We plan to still have a CI gatekeeper, probably Travis CI, to make sure PRs past muster before being merged, so it's not like we're wanting to circumvent good contribution practices by committing whatever to HEAD. But the +2/+W rights thing was a huge PITA to deal with with so few contributors, for sure.

I guess this would be the one concern I'd have about moving it out. We still have a fair number of OpenStack projects depending on taskflow[1] to one degree or another, and having taskflow fully integrated into the OpenStack CI system is nice for catching problems with proposed changes early. I think there was some work recently to get OpenStack CI voting on Github, but it seems inefficient to do work to move it out of OpenStack and then do more work to partially bring it back.

I suppose the other option is to just stop CI'ing on OpenStack and rely on the upper-constraints gating we do for our other dependencies. That would be unfortunate, but again if the alternative is no development at all then it might be a necessary compromise.
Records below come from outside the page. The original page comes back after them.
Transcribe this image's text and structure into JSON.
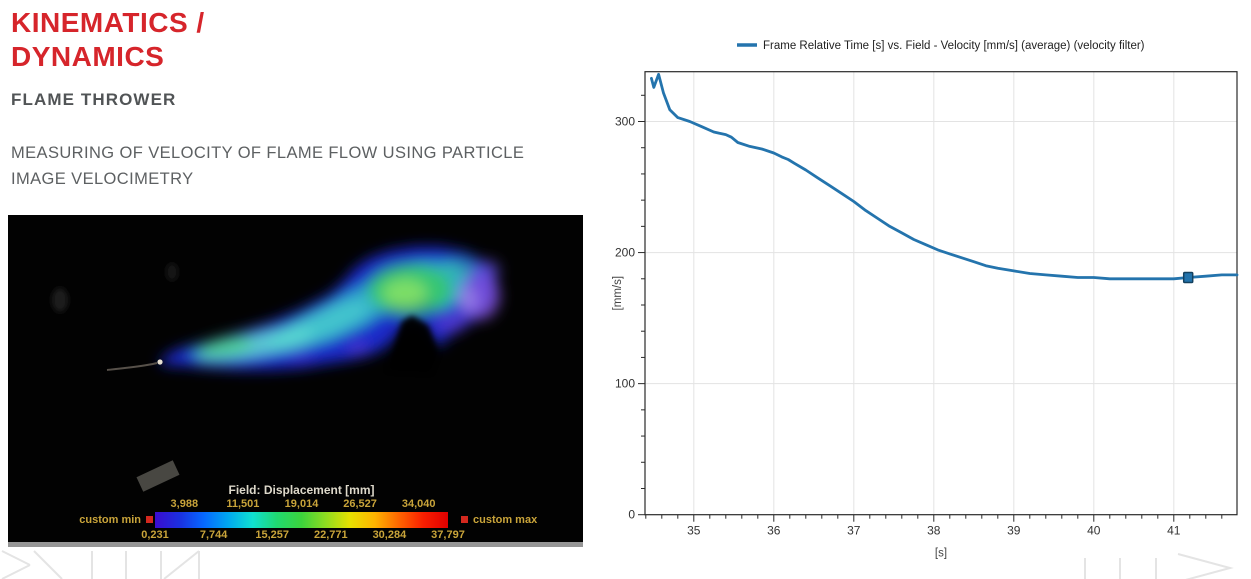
{
  "left_panel": {
    "title_line1": "KINEMATICS /",
    "title_line2": "DYNAMICS",
    "subtitle": "FLAME THROWER",
    "description_line1": "MEASURING OF VELOCITY OF FLAME FLOW USING PARTICLE",
    "description_line2": "IMAGE VELOCIMETRY",
    "colors": {
      "title_red": "#d6252b",
      "subtitle_gray": "#515456",
      "description_gray": "#5d6062"
    }
  },
  "piv_image": {
    "colorbar": {
      "title": "Field: Displacement [mm]",
      "top_labels": [
        "3,988",
        "11,501",
        "19,014",
        "26,527",
        "34,040"
      ],
      "bottom_labels": [
        "0,231",
        "7,744",
        "15,257",
        "22,771",
        "30,284",
        "37,797"
      ],
      "custom_min_label": "custom min",
      "custom_max_label": "custom max",
      "label_color": "#c9a43a",
      "title_color": "#ddd8ca",
      "minmax_marker_color": "#d3281e",
      "colormap": [
        "#3a0ccf",
        "#1b2fe0",
        "#0668ff",
        "#00a8f0",
        "#10e0d0",
        "#20d870",
        "#3cd33c",
        "#8fdc20",
        "#e8e000",
        "#ffb400",
        "#ff6400",
        "#f81e00",
        "#e00000"
      ]
    }
  },
  "chart_data": {
    "type": "line",
    "legend_label": "Frame Relative Time [s] vs. Field - Velocity [mm/s] (average) (velocity filter)",
    "series_name": "Field - Velocity (average) (velocity filter)",
    "xlabel": "[s]",
    "ylabel": "[mm/s]",
    "xlim": [
      34.39,
      41.79
    ],
    "ylim": [
      0,
      338
    ],
    "xticks": [
      35,
      36,
      37,
      38,
      39,
      40,
      41
    ],
    "yticks": [
      0,
      100,
      200,
      300
    ],
    "minor_x_step": 0.2,
    "minor_y_step": 20,
    "grid": true,
    "legend_position": "top",
    "line_color": "#2474ad",
    "marker_color": "#2273ac",
    "marker_border_color": "#14415f",
    "grid_color": "#e3e3e3",
    "axis_color": "#2a2a2a",
    "x": [
      34.47,
      34.5,
      34.56,
      34.62,
      34.7,
      34.8,
      34.95,
      35.1,
      35.25,
      35.32,
      35.4,
      35.47,
      35.55,
      35.7,
      35.85,
      36.0,
      36.1,
      36.18,
      36.26,
      36.4,
      36.55,
      36.7,
      36.85,
      37.0,
      37.15,
      37.3,
      37.45,
      37.6,
      37.75,
      37.9,
      38.05,
      38.2,
      38.35,
      38.5,
      38.65,
      38.8,
      39.0,
      39.2,
      39.4,
      39.6,
      39.8,
      40.0,
      40.2,
      40.4,
      40.6,
      40.8,
      41.0,
      41.18,
      41.4,
      41.6,
      41.79
    ],
    "y": [
      333,
      326,
      336,
      322,
      309,
      303,
      300,
      296,
      292,
      291,
      290,
      288,
      284,
      281,
      279,
      276,
      273,
      271,
      268,
      263,
      257,
      251,
      245,
      239,
      232,
      226,
      220,
      215,
      210,
      206,
      202,
      199,
      196,
      193,
      190,
      188,
      186,
      184,
      183,
      182,
      181,
      181,
      180,
      180,
      180,
      180,
      180,
      181,
      182,
      183,
      183
    ],
    "marker_point": {
      "x": 41.18,
      "y": 181
    }
  }
}
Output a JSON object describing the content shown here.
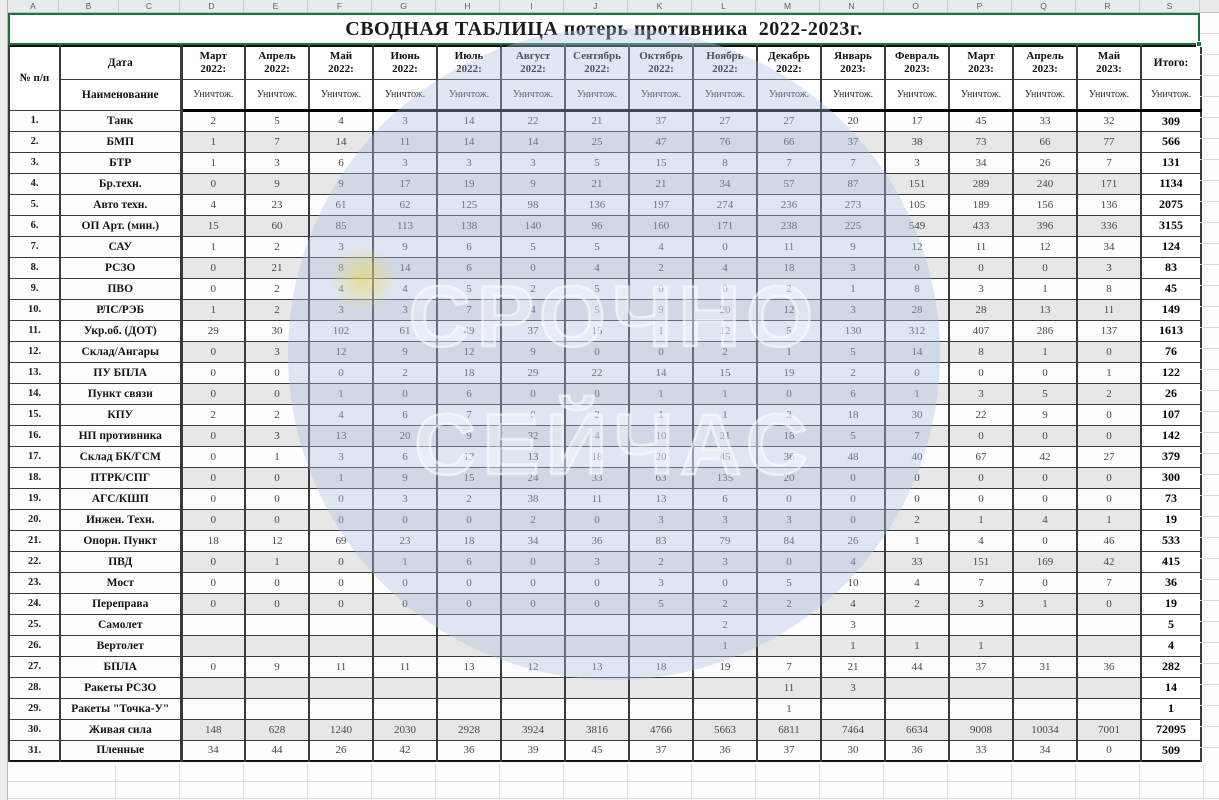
{
  "sheet": {
    "column_letters": [
      "A",
      "B",
      "C",
      "D",
      "E",
      "F",
      "G",
      "H",
      "I",
      "J",
      "K",
      "L",
      "M",
      "N",
      "O",
      "P",
      "Q",
      "R",
      "S"
    ]
  },
  "title": "СВОДНАЯ ТАБЛИЦА потерь противника  2022-2023г.",
  "header": {
    "num_label": "№ п/п",
    "date_label": "Дата",
    "name_label": "Наименование",
    "destroyed_label": "Уничтож.",
    "total_label": "Итого:",
    "months": [
      {
        "m": "Март",
        "y": "2022:"
      },
      {
        "m": "Апрель",
        "y": "2022:"
      },
      {
        "m": "Май",
        "y": "2022:"
      },
      {
        "m": "Июнь",
        "y": "2022:"
      },
      {
        "m": "Июль",
        "y": "2022:"
      },
      {
        "m": "Август",
        "y": "2022:"
      },
      {
        "m": "Сентябрь",
        "y": "2022:"
      },
      {
        "m": "Октябрь",
        "y": "2022:"
      },
      {
        "m": "Ноябрь",
        "y": "2022:"
      },
      {
        "m": "Декабрь",
        "y": "2022:"
      },
      {
        "m": "Январь",
        "y": "2023:"
      },
      {
        "m": "Февраль",
        "y": "2023:"
      },
      {
        "m": "Март",
        "y": "2023:"
      },
      {
        "m": "Апрель",
        "y": "2023:"
      },
      {
        "m": "Май",
        "y": "2023:"
      }
    ]
  },
  "rows": [
    {
      "num": "1.",
      "label": "Танк",
      "values": [
        "2",
        "5",
        "4",
        "3",
        "14",
        "22",
        "21",
        "37",
        "27",
        "27",
        "20",
        "17",
        "45",
        "33",
        "32"
      ],
      "total": "309"
    },
    {
      "num": "2.",
      "label": "БМП",
      "values": [
        "1",
        "7",
        "14",
        "11",
        "14",
        "14",
        "25",
        "47",
        "76",
        "66",
        "37",
        "38",
        "73",
        "66",
        "77"
      ],
      "total": "566"
    },
    {
      "num": "3.",
      "label": "БТР",
      "values": [
        "1",
        "3",
        "6",
        "3",
        "3",
        "3",
        "5",
        "15",
        "8",
        "7",
        "7",
        "3",
        "34",
        "26",
        "7"
      ],
      "total": "131"
    },
    {
      "num": "4.",
      "label": "Бр.техн.",
      "values": [
        "0",
        "9",
        "9",
        "17",
        "19",
        "9",
        "21",
        "21",
        "34",
        "57",
        "87",
        "151",
        "289",
        "240",
        "171"
      ],
      "total": "1134"
    },
    {
      "num": "5.",
      "label": "Авто техн.",
      "values": [
        "4",
        "23",
        "61",
        "62",
        "125",
        "98",
        "136",
        "197",
        "274",
        "236",
        "273",
        "105",
        "189",
        "156",
        "136"
      ],
      "total": "2075"
    },
    {
      "num": "6.",
      "label": "ОП Арт. (мин.)",
      "values": [
        "15",
        "60",
        "85",
        "113",
        "138",
        "140",
        "96",
        "160",
        "171",
        "238",
        "225",
        "549",
        "433",
        "396",
        "336"
      ],
      "total": "3155"
    },
    {
      "num": "7.",
      "label": "САУ",
      "values": [
        "1",
        "2",
        "3",
        "9",
        "6",
        "5",
        "5",
        "4",
        "0",
        "11",
        "9",
        "12",
        "11",
        "12",
        "34"
      ],
      "total": "124"
    },
    {
      "num": "8.",
      "label": "РСЗО",
      "values": [
        "0",
        "21",
        "8",
        "14",
        "6",
        "0",
        "4",
        "2",
        "4",
        "18",
        "3",
        "0",
        "0",
        "0",
        "3"
      ],
      "total": "83"
    },
    {
      "num": "9.",
      "label": "ПВО",
      "values": [
        "0",
        "2",
        "4",
        "4",
        "5",
        "2",
        "5",
        "0",
        "0",
        "2",
        "1",
        "8",
        "3",
        "1",
        "8"
      ],
      "total": "45"
    },
    {
      "num": "10.",
      "label": "РЛС/РЭБ",
      "values": [
        "1",
        "2",
        "3",
        "3",
        "7",
        "4",
        "5",
        "9",
        "20",
        "12",
        "3",
        "28",
        "28",
        "13",
        "11"
      ],
      "total": "149"
    },
    {
      "num": "11.",
      "label": "Укр.об. (ДОТ)",
      "values": [
        "29",
        "30",
        "102",
        "61",
        "49",
        "37",
        "15",
        "1",
        "12",
        "5",
        "130",
        "312",
        "407",
        "286",
        "137"
      ],
      "total": "1613"
    },
    {
      "num": "12.",
      "label": "Склад/Ангары",
      "values": [
        "0",
        "3",
        "12",
        "9",
        "12",
        "9",
        "0",
        "0",
        "2",
        "1",
        "5",
        "14",
        "8",
        "1",
        "0"
      ],
      "total": "76"
    },
    {
      "num": "13.",
      "label": "ПУ БПЛА",
      "values": [
        "0",
        "0",
        "0",
        "2",
        "18",
        "29",
        "22",
        "14",
        "15",
        "19",
        "2",
        "0",
        "0",
        "0",
        "1"
      ],
      "total": "122"
    },
    {
      "num": "14.",
      "label": "Пункт связи",
      "values": [
        "0",
        "0",
        "1",
        "0",
        "6",
        "0",
        "0",
        "1",
        "1",
        "0",
        "6",
        "1",
        "3",
        "5",
        "2"
      ],
      "total": "26"
    },
    {
      "num": "15.",
      "label": "КПУ",
      "values": [
        "2",
        "2",
        "4",
        "6",
        "7",
        "0",
        "2",
        "1",
        "1",
        "3",
        "18",
        "30",
        "22",
        "9",
        "0"
      ],
      "total": "107"
    },
    {
      "num": "16.",
      "label": "НП противника",
      "values": [
        "0",
        "3",
        "13",
        "20",
        "9",
        "32",
        "4",
        "10",
        "21",
        "18",
        "5",
        "7",
        "0",
        "0",
        "0"
      ],
      "total": "142"
    },
    {
      "num": "17.",
      "label": "Склад БК/ГСМ",
      "values": [
        "0",
        "1",
        "3",
        "6",
        "13",
        "13",
        "18",
        "20",
        "45",
        "36",
        "48",
        "40",
        "67",
        "42",
        "27"
      ],
      "total": "379"
    },
    {
      "num": "18.",
      "label": "ПТРК/СПГ",
      "values": [
        "0",
        "0",
        "1",
        "9",
        "15",
        "24",
        "33",
        "63",
        "135",
        "20",
        "0",
        "0",
        "0",
        "0",
        "0"
      ],
      "total": "300"
    },
    {
      "num": "19.",
      "label": "АГС/КШП",
      "values": [
        "0",
        "0",
        "0",
        "3",
        "2",
        "38",
        "11",
        "13",
        "6",
        "0",
        "0",
        "0",
        "0",
        "0",
        "0"
      ],
      "total": "73"
    },
    {
      "num": "20.",
      "label": "Инжен. Техн.",
      "values": [
        "0",
        "0",
        "0",
        "0",
        "0",
        "2",
        "0",
        "3",
        "3",
        "3",
        "0",
        "2",
        "1",
        "4",
        "1"
      ],
      "total": "19"
    },
    {
      "num": "21.",
      "label": "Опорн. Пункт",
      "values": [
        "18",
        "12",
        "69",
        "23",
        "18",
        "34",
        "36",
        "83",
        "79",
        "84",
        "26",
        "1",
        "4",
        "0",
        "46"
      ],
      "total": "533"
    },
    {
      "num": "22.",
      "label": "ПВД",
      "values": [
        "0",
        "1",
        "0",
        "1",
        "6",
        "0",
        "3",
        "2",
        "3",
        "0",
        "4",
        "33",
        "151",
        "169",
        "42"
      ],
      "total": "415"
    },
    {
      "num": "23.",
      "label": "Мост",
      "values": [
        "0",
        "0",
        "0",
        "0",
        "0",
        "0",
        "0",
        "3",
        "0",
        "5",
        "10",
        "4",
        "7",
        "0",
        "7"
      ],
      "total": "36"
    },
    {
      "num": "24.",
      "label": "Переправа",
      "values": [
        "0",
        "0",
        "0",
        "0",
        "0",
        "0",
        "0",
        "5",
        "2",
        "2",
        "4",
        "2",
        "3",
        "1",
        "0"
      ],
      "total": "19"
    },
    {
      "num": "25.",
      "label": "Самолет",
      "values": [
        "",
        "",
        "",
        "",
        "",
        "",
        "",
        "",
        "2",
        "",
        "3",
        "",
        "",
        "",
        ""
      ],
      "total": "5"
    },
    {
      "num": "26.",
      "label": "Вертолет",
      "values": [
        "",
        "",
        "",
        "",
        "",
        "",
        "",
        "",
        "1",
        "",
        "1",
        "1",
        "1",
        "",
        ""
      ],
      "total": "4"
    },
    {
      "num": "27.",
      "label": "БПЛА",
      "values": [
        "0",
        "9",
        "11",
        "11",
        "13",
        "12",
        "13",
        "18",
        "19",
        "7",
        "21",
        "44",
        "37",
        "31",
        "36"
      ],
      "total": "282"
    },
    {
      "num": "28.",
      "label": "Ракеты РСЗО",
      "values": [
        "",
        "",
        "",
        "",
        "",
        "",
        "",
        "",
        "",
        "11",
        "3",
        "",
        "",
        "",
        ""
      ],
      "total": "14"
    },
    {
      "num": "29.",
      "label": "Ракеты \"Точка-У\"",
      "values": [
        "",
        "",
        "",
        "",
        "",
        "",
        "",
        "",
        "",
        "1",
        "",
        "",
        "",
        "",
        ""
      ],
      "total": "1"
    },
    {
      "num": "30.",
      "label": "Живая сила",
      "values": [
        "148",
        "628",
        "1240",
        "2030",
        "2928",
        "3924",
        "3816",
        "4766",
        "5663",
        "6811",
        "7464",
        "6634",
        "9008",
        "10034",
        "7001"
      ],
      "total": "72095"
    },
    {
      "num": "31.",
      "label": "Пленные",
      "values": [
        "34",
        "44",
        "26",
        "42",
        "36",
        "39",
        "45",
        "37",
        "36",
        "37",
        "30",
        "36",
        "33",
        "34",
        "0"
      ],
      "total": "509"
    }
  ],
  "watermark": {
    "line1": "СРОЧНО",
    "line2": "СЕЙЧАС"
  },
  "colors": {
    "selection_green": "#1a7340",
    "row_shading": "#e7e7e7",
    "watermark_blue": "rgba(172,193,229,0.38)",
    "grid_border": "#3a3a3a"
  }
}
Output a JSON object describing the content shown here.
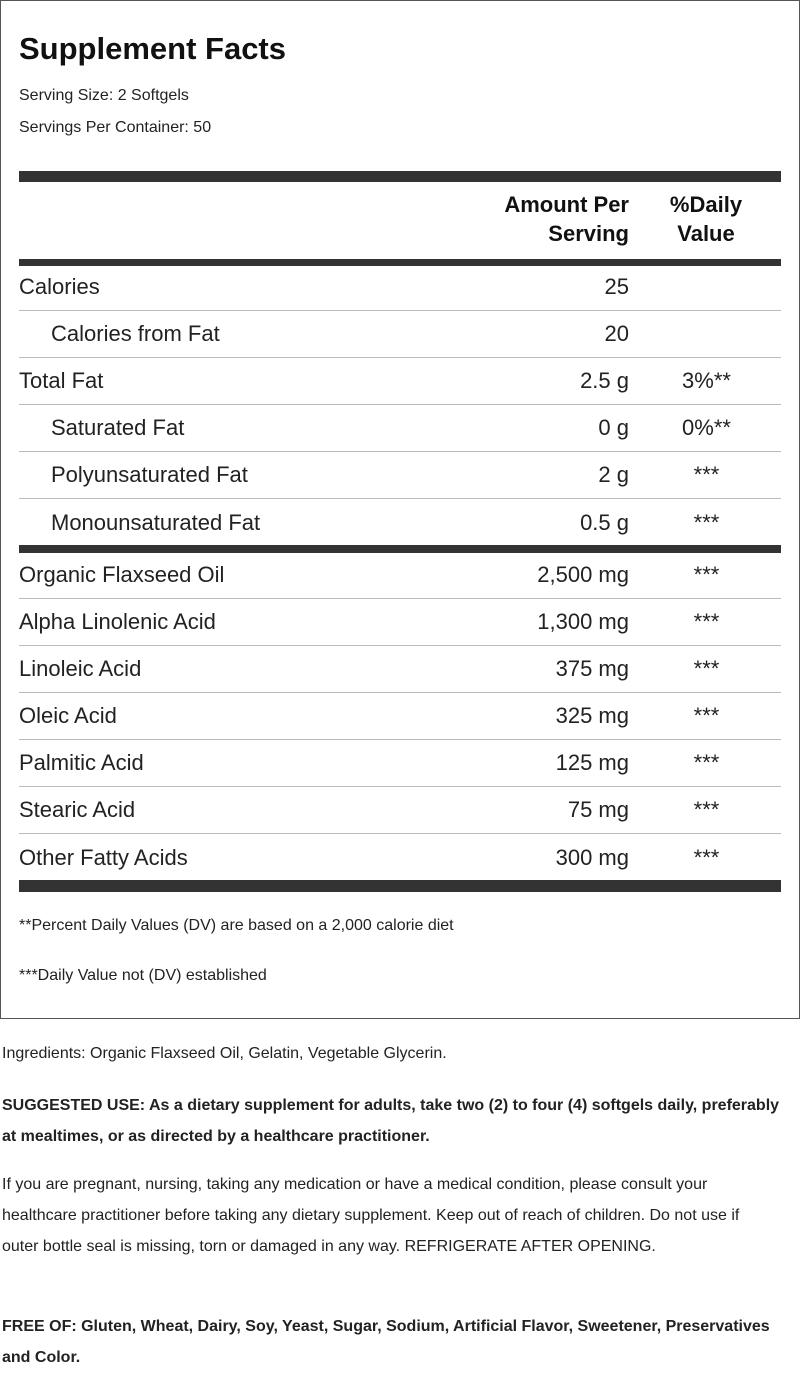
{
  "title": "Supplement Facts",
  "serving_size": "Serving Size: 2 Softgels",
  "servings_per_container": "Servings Per Container: 50",
  "header": {
    "amount_line1": "Amount Per",
    "amount_line2": "Serving",
    "dv_line1": "%Daily",
    "dv_line2": "Value"
  },
  "rows_a": [
    {
      "name": "Calories",
      "amount": "25",
      "dv": ""
    },
    {
      "name": "Calories from Fat",
      "amount": "20",
      "dv": "",
      "indent": true
    },
    {
      "name": "Total Fat",
      "amount": "2.5 g",
      "dv": "3%**"
    },
    {
      "name": "Saturated Fat",
      "amount": "0 g",
      "dv": "0%**",
      "indent": true
    },
    {
      "name": "Polyunsaturated Fat",
      "amount": "2 g",
      "dv": "***",
      "indent": true
    },
    {
      "name": "Monounsaturated Fat",
      "amount": "0.5 g",
      "dv": "***",
      "indent": true
    }
  ],
  "rows_b": [
    {
      "name": "Organic Flaxseed Oil",
      "amount": "2,500 mg",
      "dv": "***"
    },
    {
      "name": "Alpha Linolenic Acid",
      "amount": "1,300 mg",
      "dv": "***"
    },
    {
      "name": "Linoleic Acid",
      "amount": "375 mg",
      "dv": "***"
    },
    {
      "name": "Oleic Acid",
      "amount": "325 mg",
      "dv": "***"
    },
    {
      "name": "Palmitic Acid",
      "amount": "125 mg",
      "dv": "***"
    },
    {
      "name": "Stearic Acid",
      "amount": "75 mg",
      "dv": "***"
    },
    {
      "name": "Other Fatty Acids",
      "amount": "300 mg",
      "dv": "***"
    }
  ],
  "footnote1": "**Percent Daily Values (DV) are based on a 2,000 calorie diet",
  "footnote2": "***Daily Value not (DV) established",
  "ingredients": "Ingredients: Organic Flaxseed Oil, Gelatin, Vegetable Glycerin.",
  "suggested_use": "SUGGESTED USE: As a dietary supplement for adults, take two (2) to four (4) softgels daily, preferably at mealtimes, or as directed by a healthcare practitioner.",
  "warning": "If you are pregnant, nursing, taking any medication or have a medical condition, please consult your healthcare practitioner before taking any dietary supplement. Keep out of reach of children. Do not use if outer bottle seal is missing, torn or damaged in any way. REFRIGERATE AFTER OPENING.",
  "free_of": "FREE OF: Gluten, Wheat, Dairy, Soy, Yeast, Sugar, Sodium, Artificial Flavor, Sweetener, Preservatives and Color."
}
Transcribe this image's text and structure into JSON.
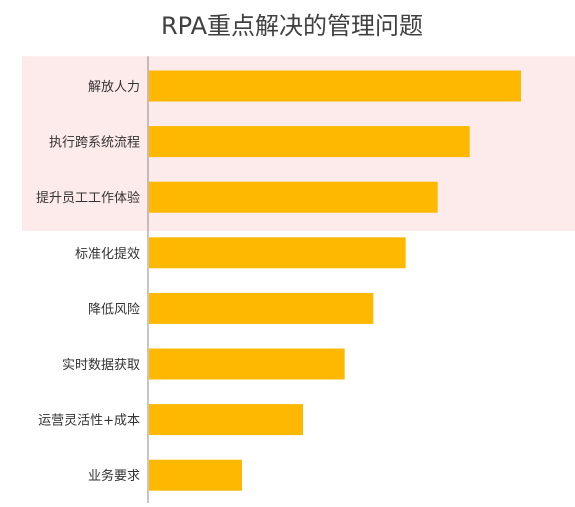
{
  "chart_data": {
    "type": "bar",
    "orientation": "horizontal",
    "title": "RPA重点解决的管理问题",
    "categories": [
      "解放人力",
      "执行跨系统流程",
      "提升员工工作体验",
      "标准化提效",
      "降低风险",
      "实时数据获取",
      "运营灵活性+成本",
      "业务要求"
    ],
    "values": [
      100,
      86.2,
      77.6,
      69.0,
      60.3,
      52.6,
      41.4,
      25.0
    ],
    "xlim": [
      0,
      100
    ],
    "highlighted_categories": 3,
    "grid": false,
    "legend": "none",
    "bar_color": "#FFB800",
    "highlight_color": "#FDEAEA"
  }
}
1: http://codesearch.openstack.org/?q=taskflow&i=nope&files=requirements.txt&repos=


    If it's just about preferring the pull request workflow versus the
    Gerrit rebase workflow, just say so. Same for just preferring the
    Github
    UI versus Gerrit's UI (which I agree is awful).


I mean, yes, I personally prefer the Github UI and workflow, but that was not a primary consideration. I got used to using gerrit well enough. It was mostly the  There's also a sense that if a project is in the Openstack umbrella, it's not useful outside Openstack, and Taskflow is designed to be a general purpose library. The hope is that just making it a regular open source project might attract more users and contributors. This may or may not bear out, but as it is, there's no real benefit to staying an openstack project on this front since nobody is actively working on it within the community.